Dar noted the company's innovation is entirely new and taking advantage of automation, wet-lab and machine learning advances that have put Recursion years ahead of its competition and "gone well above and beyond what anyone thought was possible." Dar also believes the approach Recursion is developing could lead to compressing the time it takes to identify and bring a new drug to market from a decade-plus into the range of three to five years.
Recursion already has one drug that's earned FDA approval for clinical trials and, according to Larson, is set to accelerate its pace of advancement thanks to the added capacity of the new facility. The company is in a hiring cycle and looking to build its current ranks of about 100 employees to a staff of 300. It's also geared up to triple its research-processing volume, which was edging past 100,000 cellular experiments a week in the Research Park location. Now, with the additional lab space, Recursion could be hitting 300,000 experiments per week and there's still room for growth.

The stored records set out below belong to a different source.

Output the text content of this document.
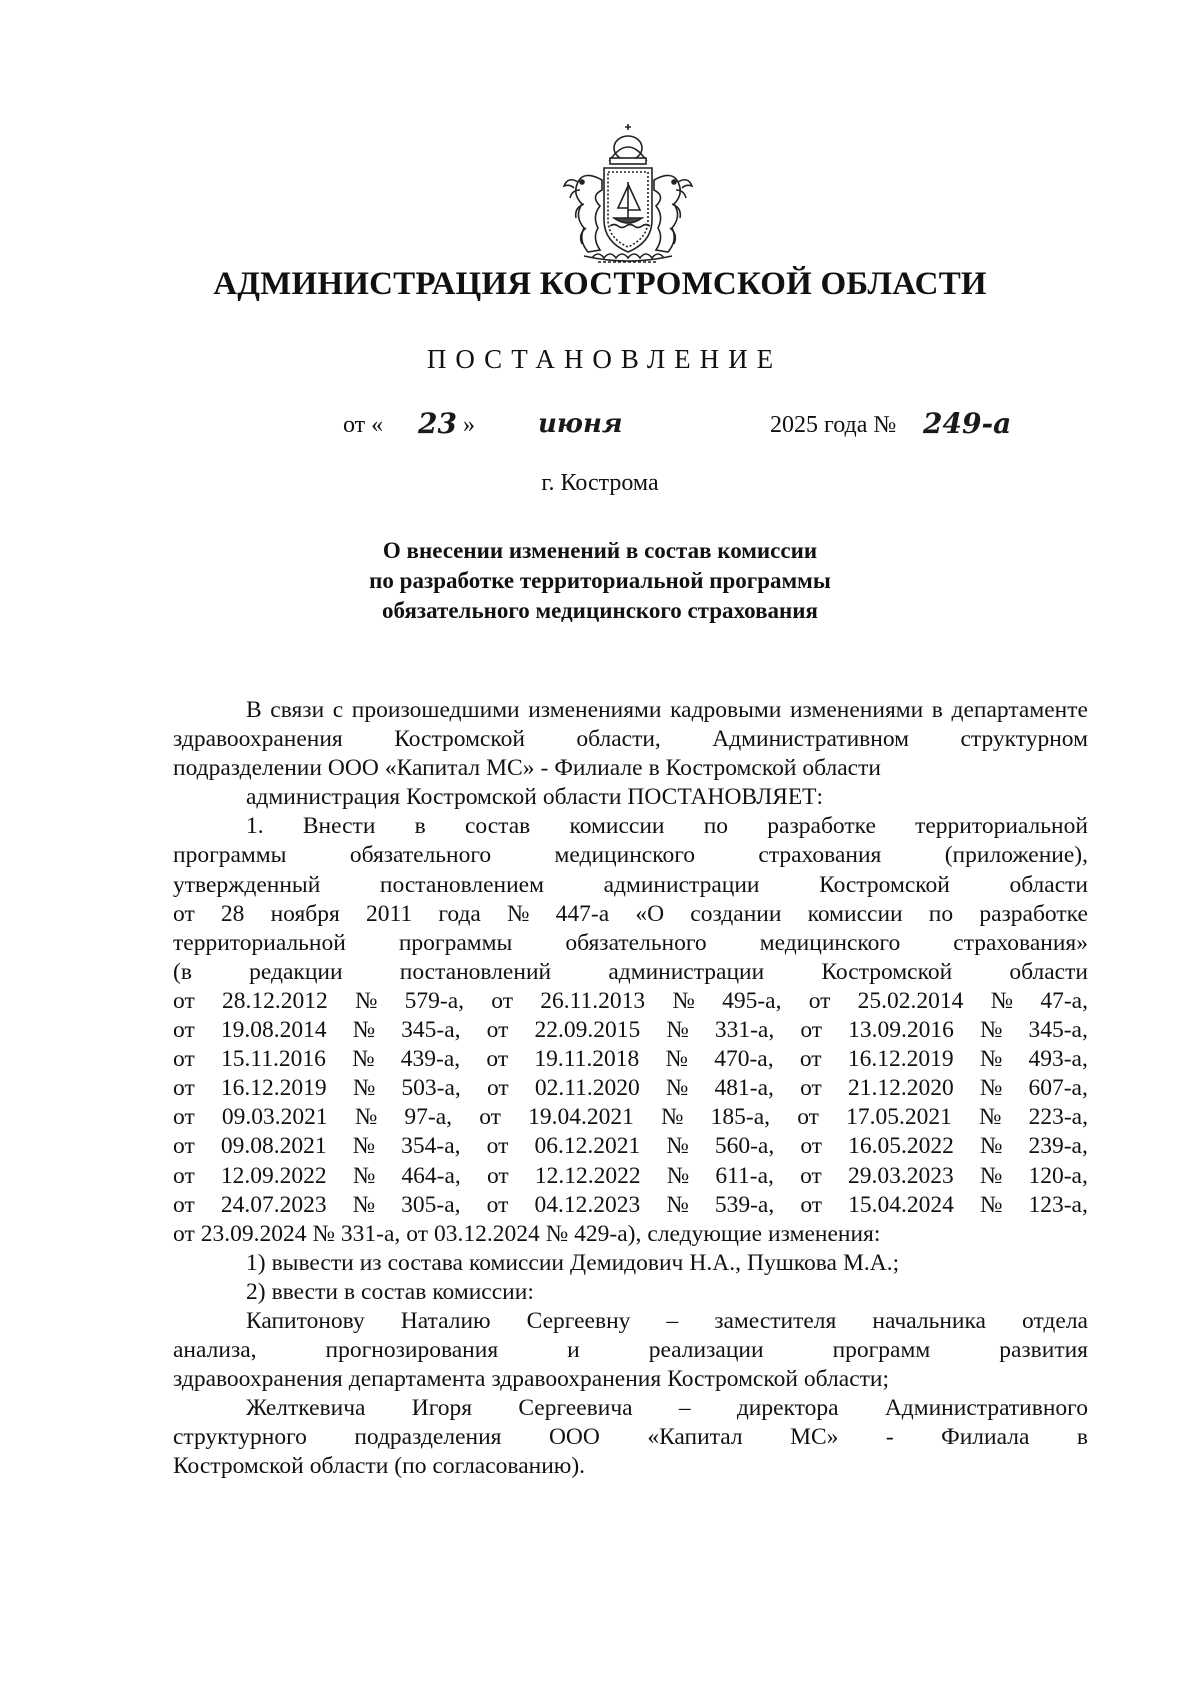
АДМИНИСТРАЦИЯ КОСТРОМСКОЙ ОБЛАСТИ
ПОСТАНОВЛЕНИЕ
от « 23 » июня	2025 года № 249-а
г. Кострома
О внесении изменений в состав комиссии
по разработке территориальной программы
обязательного медицинского страхования
В связи с произошедшими изменениями кадровыми изменениями в департаменте
здравоохранения Костромской области, Административном структурном
подразделении ООО «Капитал МС» - Филиале в Костромской области
администрация Костромской области ПОСТАНОВЛЯЕТ:
1. Внести в состав комиссии по разработке территориальной
программы	обязательного	медицинского	страхования	(приложение),
утвержденный	постановлением	администрации	Костромской	области
от 28 ноября 2011 года № 447-а «О создании комиссии по разработке
территориальной программы обязательного медицинского страхования»
(в редакции постановлений администрации Костромской области
от 28.12.2012 № 579-а, от 26.11.2013 № 495-а, от 25.02.2014 № 47-а,
от 19.08.2014 № 345-а, от 22.09.2015 № 331-а, от 13.09.2016 № 345-а,
от 15.11.2016 № 439-а, от 19.11.2018 № 470-а, от 16.12.2019 № 493-а,
от 16.12.2019 № 503-а, от 02.11.2020 № 481-а, от 21.12.2020 № 607-а,
от 09.03.2021 № 97-а, от 19.04.2021 № 185-а, от 17.05.2021 № 223-а,
от 09.08.2021 № 354-а, от 06.12.2021 № 560-а, от 16.05.2022 № 239-а,
от 12.09.2022 № 464-а, от 12.12.2022 № 611-а, от 29.03.2023 № 120-а,
от 24.07.2023 № 305-а, от 04.12.2023 № 539-а, от 15.04.2024 № 123-а,
от 23.09.2024 № 331-а, от 03.12.2024 № 429-а), следующие изменения:
1) вывести из состава комиссии Демидович Н.А., Пушкова М.А.;
2) ввести в состав комиссии:
Капитонову Наталию Сергеевну – заместителя начальника отдела
анализа,	прогнозирования	и	реализации	программ	развития
здравоохранения департамента здравоохранения Костромской области;
Желткевича Игоря Сергеевича – директора Административного
структурного подразделения ООО «Капитал МС» - Филиала в
Костромской области (по согласованию).
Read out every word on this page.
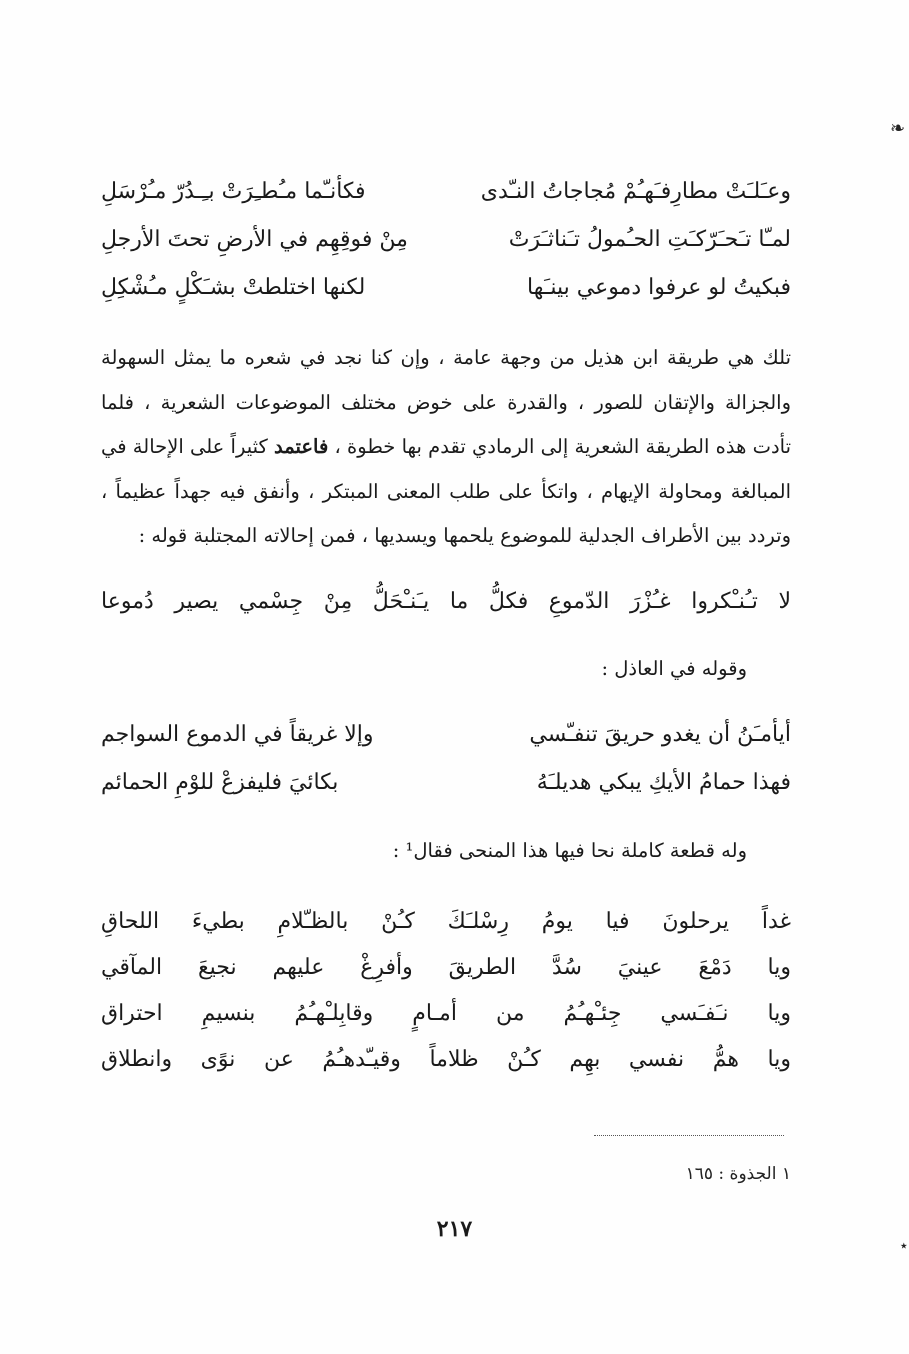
❧
٭
وعـَلـَتْ مطارِفـَهـُمْ مُجاجاتُ النـّدى
فكأنـّما مـُطـِرَتْ بـِـدُرّ مـُرْسَلِ
لمـّا تـَحـَرّكـَتِ الحـُمولُ تـَناثـَرَتْ
مِنْ فوقِهِم في الأرضِ تحتَ الأرجلِ
فبكيتُ لو عرفوا دموعي بينـَها
لكنها اختلطتْ بشـَكْلٍ مـُشْكِلِ
تلك هي طريقة ابن هذيل من وجهة عامة ، وإن كنا نجد في شعره ما يمثل السهولة والجزالة والإتقان للصور ، والقدرة على خوض مختلف الموضوعات الشعرية ، فلما تأدت هذه الطريقة الشعرية إلى الرمادي تقدم بها خطوة ، فاعتمد كثيراً على الإحالة في المبالغة ومحاولة الإيهام ، واتكأ على طلب المعنى المبتكر ، وأنفق فيه جهداً عظيماً ، وتردد بين الأطراف الجدلية للموضوع يلحمها ويسديها ، فمن إحالاته المجتلبة قوله :
لا تـُنـْكروا غـُزْرَ الدّموعِ فكلُّ ما يـَنـْحَلُّ مِنْ جِسْمي يصير دُموعا
وقوله في العاذل :
أيأمـَنُ أن يغدو حريقَ تنفـّسي
وإلا غريقاً في الدموع السواجم
فهذا حمامُ الأيكِ يبكي هديلـَهُ
بكائيَ فليفزعْ للوْمِ الحمائم
وله قطعة كاملة نحا فيها هذا المنحى فقال¹ :
غداً يرحلونَ فيا يومُ رِسْلـَكَ كـُنْ بالظـّلامِ بطيءَ اللحاقِ
ويا دَمْعَ عينيَ سُدَّ الطريقَ وأفرِغْ عليهم نجيعَ المآقي
ويا نـَفـَسي جِئـْهـُمُ من أمـامٍ وقابِلـْهـُمُ بنسيمِ احتراق
ويا همُّ نفسي بهِم كـُنْ ظلاماً وقيـّدهـُمُ عن نوًى وانطلاق
١ الجذوة : ١٦٥
٢١٧
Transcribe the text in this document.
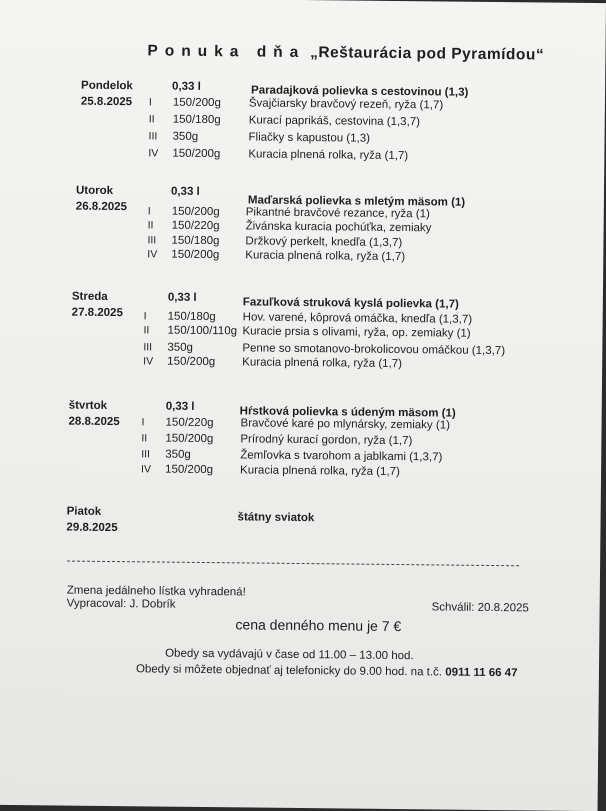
Ponuka dňa „Reštaurácia pod Pyramídou“
Pondelok
25.8.2025
0,33 l	Paradajková polievka s cestovinou (1,3)
I 150/200g Švajčiarsky bravčový rezeň, ryža (1,7)
II 150/180g Kurací paprikáš, cestovina (1,3,7)
III 350g	Fliačky s kapustou (1,3)
IV 150/200g Kuracia plnená rolka, ryža (1,7)
Utorok
26.8.2025
0,33 l
Maďarská polievka s mletým mäsom (1)
I 150/200g Pikantné bravčové rezance, ryža (1)
II 150/220g Živánska kuracia pochúťka, zemiaky
III 150/180g Držkový perkelt, knedľa (1,3,7)
IV 150/200g Kuracia plnená rolka, ryža (1,7)
Streda
27.8.2025
0,33 l	Fazuľková struková kyslá polievka (1,7)
I 150/180g Hov. varené, kôprová omáčka, knedľa (1,3,7)
II 150/100/110g Kuracie prsia s olivami, ryža, op. zemiaky (1)
III 350g	Penne so smotanovo-brokolicovou omáčkou (1,3,7)
IV 150/200g Kuracia plnená rolka, ryža (1,7)
štvrtok
28.8.2025
0,33 l	Hŕstková polievka s údeným mäsom (1)
I 150/220g Bravčové karé po mlynársky, zemiaky (1)
II 150/200g Prírodný kurací gordon, ryža (1,7)
III 350g	Žemľovka s tvarohom a jablkami (1,3,7)
IV 150/200g Kuracia plnená rolka, ryža (1,7)
Piatok
29.8.2025
štátny sviatok
Zmena jedálneho lístka vyhradená!
Vypracoval: J. Dobrík	Schválil: 20.8.2025
cena denného menu je 7 €
Obedy sa vydávajú v čase od 11.00 – 13.00 hod.
Obedy si môžete objednať aj telefonicky do 9.00 hod. na t.č. 0911 11 66 47
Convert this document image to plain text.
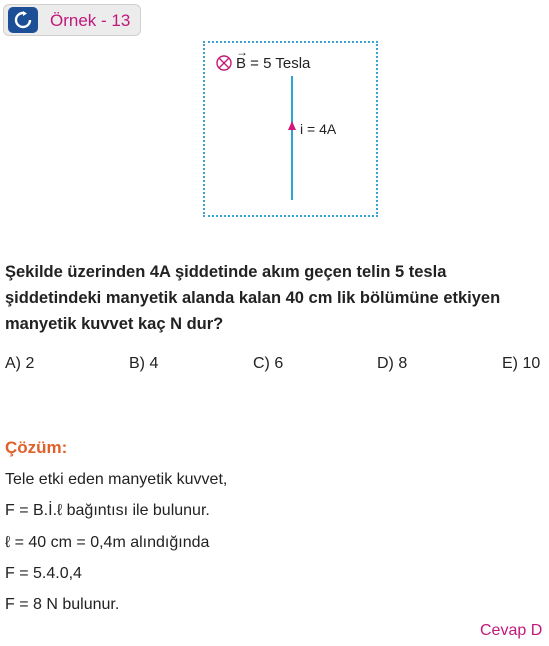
Örnek - 13
→ B = 5 Tesla
i = 4A

Şekilde üzerinden 4A şiddetinde akım geçen telin 5 tesla şiddetindeki manyetik alanda kalan 40 cm lik bölümüne etkiyen manyetik kuvvet kaç N dur?

A) 2	B) 4	C) 6	D) 8	E) 10
Çözüm:
Tele etki eden manyetik kuvvet,
F = B.İ.ℓ bağıntısı ile bulunur.
ℓ = 40 cm = 0,4m alındığında
F = 5.4.0,4
F = 8 N bulunur.
Cevap D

The new Gateway location is not only providing Recursion with much-needed physical space to grow its work volume, but the company believes the space will also provide a powerful enticement in its efforts to recruit new talent.
The company opted to keep one vestige of the old sporting goods tenant, a three-story climbing wall, and has added additional perks as well. Those include an in-house chef that prepares free, healthy gourmet lunches for the staff each day, and a variety of spaces like a yoga room and lounge that provide for decompression opportunities amid the rigors of scientific discovery, according to the company.
Ahead of a Friday grand opening for the new Recursion space, Jenny Cushing, vice president of leasing for Gateway owner Vestar, said the research company's transformation of a well-known former retail space fits in with the goal of cultivating new options at Gateway for tech companies interested in downtown Salt Lake City.
“We are excited to add Recursion Pharmaceuticals, a pioneer in transforming pharmaceutical discovery and development, to The Gateway this week,” said Cushing. “The Gateway has positioned itself as the urban extension of 'Silicon Slopes' by creating unique tech spaces that offer downtown amenities that help attract a solid workforce - entertainment, restaurants, residential, retail and mass transit with both TRAX and FrontRunner stops.
"We have new spaces coming online for the tech sector with large, open floor plans of more than 50,000 square feet of contiguous space and anticipate announcing new co-working spaces opening soon.”
Correction: An earlier version of this story incorrectly identified the person through whom Zavain Dar first heard about Recursion Pharmaceuticals. It was via a friend in the Stanford computer science graduate program, not the Stanford Business School.